In our LaTeX doc, we can then use the `wrapfig` package and do the following:

```tex
Some paragraph.

\begin{wrapfigure}[11]{r}{0.4\textwidth}
  \centering
  \includegraphics[width=\linewidth]{mywrapfigure.pdf}
  ...
\end{wrapfigure}

Some other paragraph.
```

> [!IMPORTANT]
> In the `\begin{wrapfigure}` statement, specify the correct figure size
> (in our case, `0.4\textwidth`).
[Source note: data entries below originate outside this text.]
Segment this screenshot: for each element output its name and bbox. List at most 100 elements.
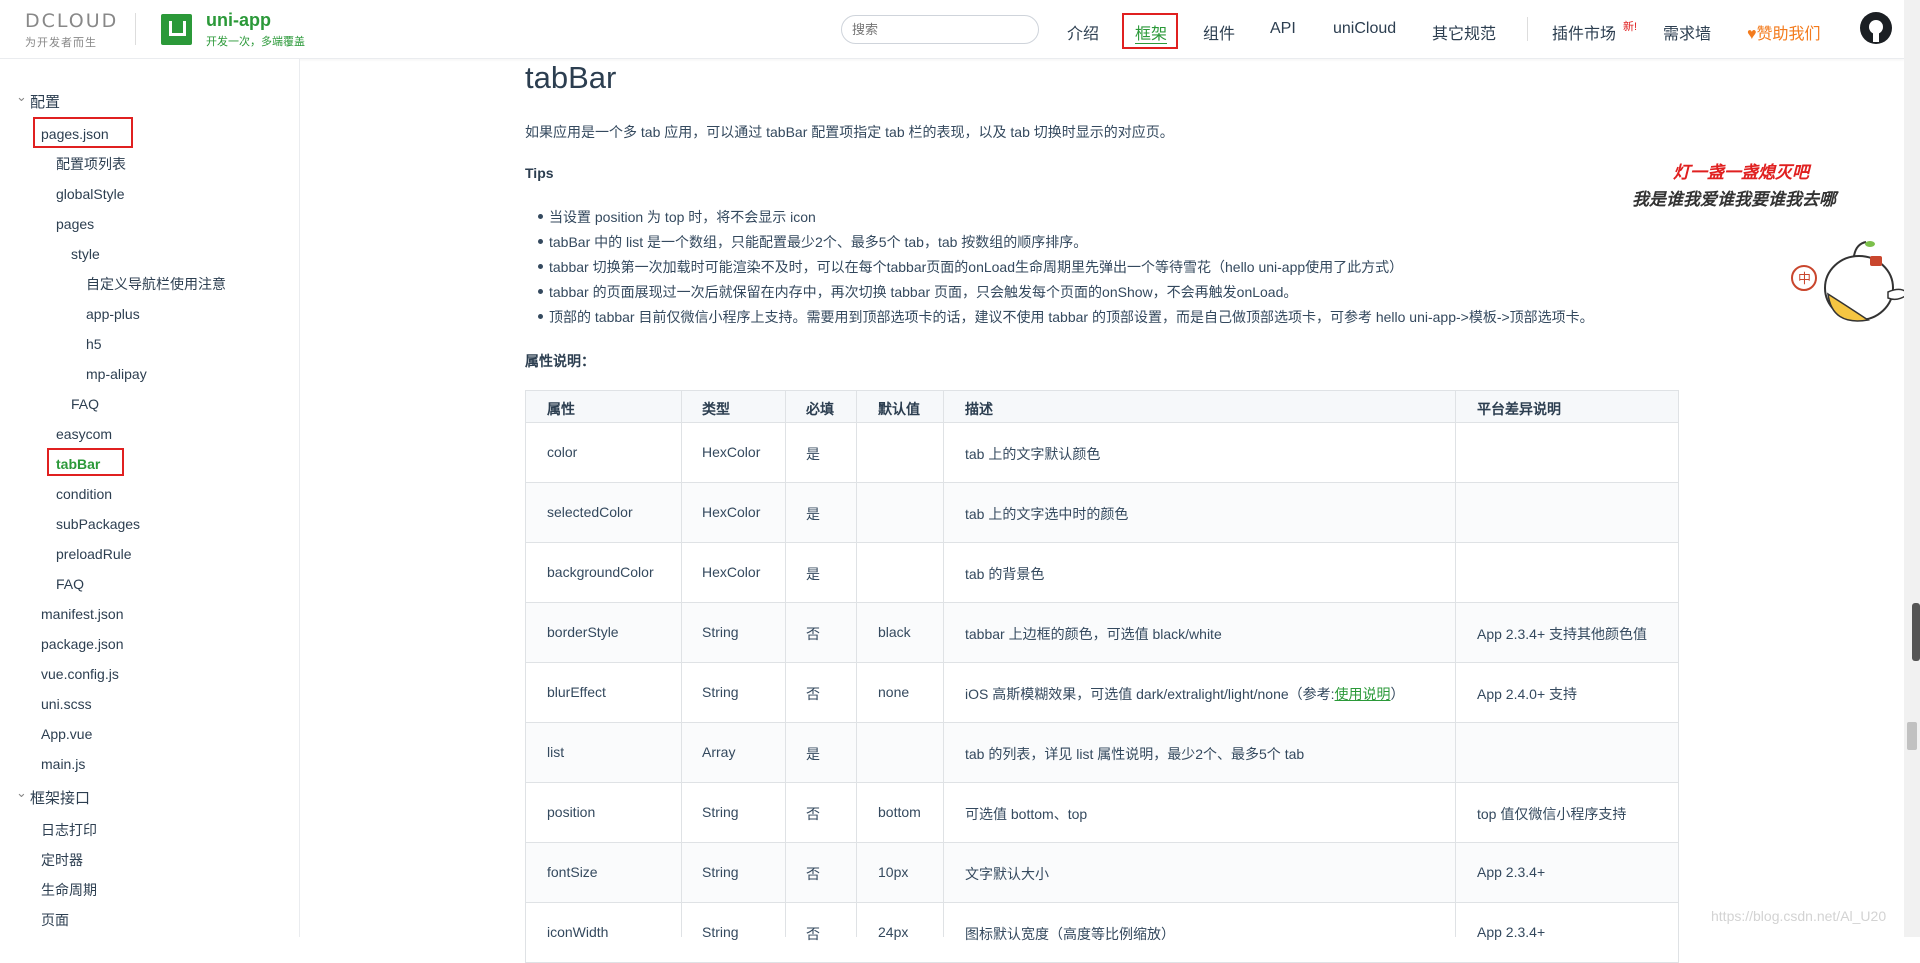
sidebar-item-logging[interactable]: 日志打印 xyxy=(41,821,97,839)
dcloud-logo[interactable]: DCLOUD 为开发者而生 xyxy=(25,10,118,50)
cell-desc: 图标默认宽度（高度等比例缩放） xyxy=(965,926,1175,942)
cell-desc: 文字默认大小 xyxy=(965,866,1049,882)
sidebar-group-config[interactable]: 配置 xyxy=(16,88,60,112)
sidebar-item-config-list[interactable]: 配置项列表 xyxy=(56,155,126,173)
side-drag-handle[interactable] xyxy=(1912,603,1920,661)
nav-other-specs[interactable]: 其它规范 xyxy=(1432,20,1496,44)
sidebar-item-app-vue[interactable]: App.vue xyxy=(41,725,92,743)
cell-required: 是 xyxy=(806,746,820,762)
sidebar-item-custom-navbar[interactable]: 自定义导航栏使用注意 xyxy=(86,275,226,293)
sidebar-item-uni-scss[interactable]: uni.scss xyxy=(41,695,92,713)
cell-required: 否 xyxy=(806,626,820,642)
sidebar-item-main-js[interactable]: main.js xyxy=(41,755,85,773)
logo-subtitle: 开发一次，多端覆盖 xyxy=(206,36,305,48)
nav-framework-highlight xyxy=(1122,13,1178,49)
cell-type: Array xyxy=(702,744,736,760)
sidebar-item-vue-config[interactable]: vue.config.js xyxy=(41,665,119,683)
sidebar-item-manifest-json[interactable]: manifest.json xyxy=(41,605,123,623)
github-icon[interactable] xyxy=(1860,12,1892,44)
cell-default: 24px xyxy=(878,924,909,940)
sidebar-item-faq-style[interactable]: FAQ xyxy=(71,395,99,413)
th-default: 默认值 xyxy=(878,401,920,417)
page-scrollbar[interactable] xyxy=(1904,0,1920,937)
cell-platform: App 2.3.4+ 支持其他颜色值 xyxy=(1477,626,1648,642)
heart-icon: ♥ xyxy=(1747,26,1757,43)
cell-desc: tab 的列表，详见 list 属性说明，最少2个、最多5个 tab xyxy=(965,746,1305,762)
header-divider xyxy=(135,13,136,45)
nav-api[interactable]: API xyxy=(1270,20,1296,38)
top-header: DCLOUD 为开发者而生 uni-app 开发一次，多端覆盖 介绍 框架 组件… xyxy=(0,0,1904,59)
table-row: position String 否 bottom 可选值 bottom、top … xyxy=(525,783,1679,843)
cell-desc: 可选值 bottom、top xyxy=(965,806,1088,822)
sidebar-item-timer[interactable]: 定时器 xyxy=(41,851,83,869)
nav-components[interactable]: 组件 xyxy=(1203,20,1235,44)
cell-prop: blurEffect xyxy=(547,684,606,700)
sidebar-item-subpackages[interactable]: subPackages xyxy=(56,515,140,533)
sidebar-item-page[interactable]: 页面 xyxy=(41,911,69,929)
logo-title[interactable]: uni-app xyxy=(206,10,271,31)
search-input[interactable] xyxy=(841,15,1039,44)
cell-type: HexColor xyxy=(702,444,761,460)
uni-app-logo-icon[interactable] xyxy=(161,14,192,45)
tip-item: 当设置 position 为 top 时，将不会显示 icon xyxy=(538,209,816,225)
mascot-badge-text: 中 xyxy=(1798,272,1811,287)
column-divider xyxy=(785,390,786,937)
table-row: backgroundColor HexColor 是 tab 的背景色 xyxy=(525,543,1679,603)
intro-paragraph: 如果应用是一个多 tab 应用，可以通过 tabBar 配置项指定 tab 栏的… xyxy=(525,124,1174,140)
tips-heading: Tips xyxy=(525,165,554,181)
sidebar-item-easycom[interactable]: easycom xyxy=(56,425,112,443)
cell-platform: top 值仅微信小程序支持 xyxy=(1477,806,1627,822)
cell-default: black xyxy=(878,624,911,640)
sidebar-item-pages[interactable]: pages xyxy=(56,215,94,233)
cell-prop: list xyxy=(547,744,565,760)
table-row: fontSize String 否 10px 文字默认大小 App 2.3.4+ xyxy=(525,843,1679,903)
sidebar-item-style[interactable]: style xyxy=(71,245,100,263)
cell-desc-tail: ） xyxy=(1390,686,1405,702)
usage-link[interactable]: 使用说明 xyxy=(1335,686,1391,702)
cell-required: 否 xyxy=(806,686,820,702)
nav-unicloud[interactable]: uniCloud xyxy=(1333,20,1396,38)
nav-plugin-market[interactable]: 插件市场 xyxy=(1552,20,1616,44)
cell-type: String xyxy=(702,684,739,700)
tip-item: 顶部的 tabbar 目前仅微信小程序上支持。需要用到顶部选项卡的话，建议不使用… xyxy=(538,309,1594,325)
cell-type: String xyxy=(702,804,739,820)
mascot-icon[interactable]: 中 xyxy=(1784,238,1910,334)
nav-requests[interactable]: 需求墙 xyxy=(1663,20,1711,44)
sidebar-item-app-plus[interactable]: app-plus xyxy=(86,305,140,323)
watermark: https://blog.csdn.net/Al_U20 xyxy=(1711,908,1887,924)
sidebar-item-lifecycle[interactable]: 生命周期 xyxy=(41,881,97,899)
cell-default: 10px xyxy=(878,864,909,880)
pages-json-highlight xyxy=(33,117,133,148)
table-row: iconWidth String 否 24px 图标默认宽度（高度等比例缩放） … xyxy=(525,903,1679,963)
sidebar-item-faq[interactable]: FAQ xyxy=(56,575,84,593)
scrollbar-thumb[interactable] xyxy=(1907,722,1917,750)
cell-required: 否 xyxy=(806,806,820,822)
cell-required: 是 xyxy=(806,566,820,582)
tip-item: tabBar 中的 list 是一个数组，只能配置最少2个、最多5个 tab，t… xyxy=(537,234,1088,250)
cell-platform: App 2.3.4+ xyxy=(1477,924,1546,940)
sidebar-item-package-json[interactable]: package.json xyxy=(41,635,124,653)
th-desc: 描述 xyxy=(965,401,993,417)
cell-desc: iOS 高斯模糊效果，可选值 dark/extralight/light/non… xyxy=(965,684,1405,704)
sidebar-item-mp-alipay[interactable]: mp-alipay xyxy=(86,365,147,383)
nav-intro[interactable]: 介绍 xyxy=(1067,20,1099,44)
cell-type: String xyxy=(702,924,739,940)
nav-sponsor[interactable]: ♥赞助我们 xyxy=(1747,20,1821,44)
sidebar-item-globalstyle[interactable]: globalStyle xyxy=(56,185,125,203)
props-heading: 属性说明： xyxy=(525,353,595,369)
sidebar-item-condition[interactable]: condition xyxy=(56,485,112,503)
poem-line-1: 灯一盏一盏熄灭吧 xyxy=(1673,163,1809,183)
cell-prop: fontSize xyxy=(547,864,598,880)
table-row: selectedColor HexColor 是 tab 上的文字选中时的颜色 xyxy=(525,483,1679,543)
table-header-row: 属性 类型 必填 默认值 描述 平台差异说明 xyxy=(525,390,1679,423)
sidebar-item-preloadrule[interactable]: preloadRule xyxy=(56,545,132,563)
sidebar-item-h5[interactable]: h5 xyxy=(86,335,102,353)
cell-prop: iconWidth xyxy=(547,924,609,940)
th-platform: 平台差异说明 xyxy=(1477,401,1561,417)
cell-prop: backgroundColor xyxy=(547,564,654,580)
table-row: blurEffect String 否 none iOS 高斯模糊效果，可选值 … xyxy=(525,663,1679,723)
sidebar-group-framework-api[interactable]: 框架接口 xyxy=(16,784,90,808)
poem-line-2: 我是谁我爱谁我要谁我去哪 xyxy=(1632,190,1836,210)
table-row: list Array 是 tab 的列表，详见 list 属性说明，最少2个、最… xyxy=(525,723,1679,783)
cell-default: none xyxy=(878,684,910,700)
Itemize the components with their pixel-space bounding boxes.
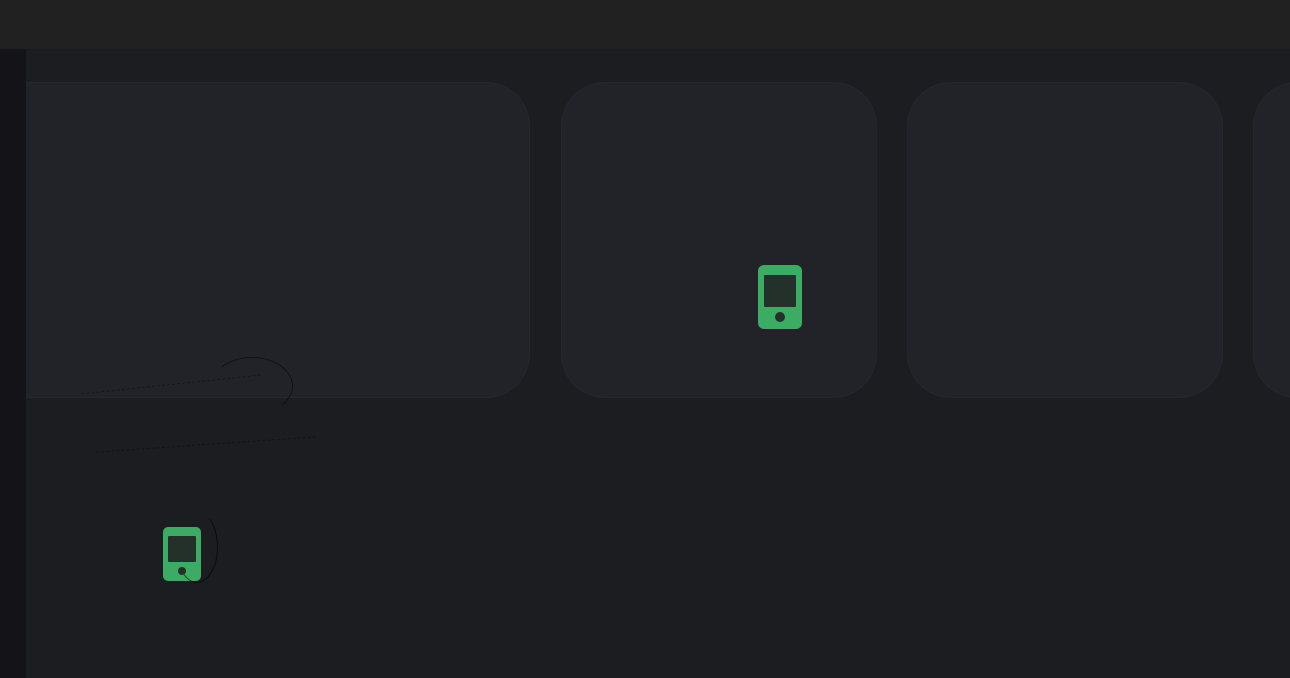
top-bar	[0, 0, 1290, 49]
decorative-stroke	[96, 436, 316, 453]
device-card-2[interactable]	[561, 82, 877, 398]
device-card-3[interactable]	[907, 82, 1223, 398]
main-content	[26, 49, 1290, 678]
smartphone-icon[interactable]	[163, 527, 201, 581]
device-card-4[interactable]	[1253, 82, 1290, 398]
left-rail	[0, 49, 26, 678]
device-card-1[interactable]	[26, 82, 530, 398]
smartphone-icon	[758, 265, 802, 329]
Then, in the `\includegraphics` statement,
> **_always_** specify `width=\linewidth` _without_ specifying the height.

### All available options

```python
import pub_ready_plots as prp

with prp.get_context(
    layout=prp.Layout.ICML,  # check `Layout` for all available layouts
    width_frac=1,  # multiplier for `\linewidth`
    height_frac=0.15,  # multiplier for `\textheight`
    single_col=False,  # only works for the ICML, UAI, AISTATS layouts
    nrows=1,  # depending on your subplots, default = 1
    ncols=2,  # depending on your subplots, default = 1
    override_rc_params={"lines.linewidth": 4.123},  # Overriding rcParams
    sharey=True,  # Additional keyword args for `plt.subplots`
) as (fig, axs):
    ...

    fig.savefig("filename.pdf")
```

### Using your own styles

Two options:

1. Use this library and update the resulting `rc_params` dict with your styles.
   - See [`examples/advanced_usage.py`](https://github.com/wiseodd/pub-ready-plots/blob/master/examples/advanced_usage.py)
2. Fork this repo and modify things as you wish.

## Other libraries

Check out [tueplots](https://github.com/pnkraemer/tueplots) if you want a more complex
library. My library is designed to achieve what **_I_** want in **_my_** papers and
posters, with as little code as possible. Because of this, it is very forkable and hackable.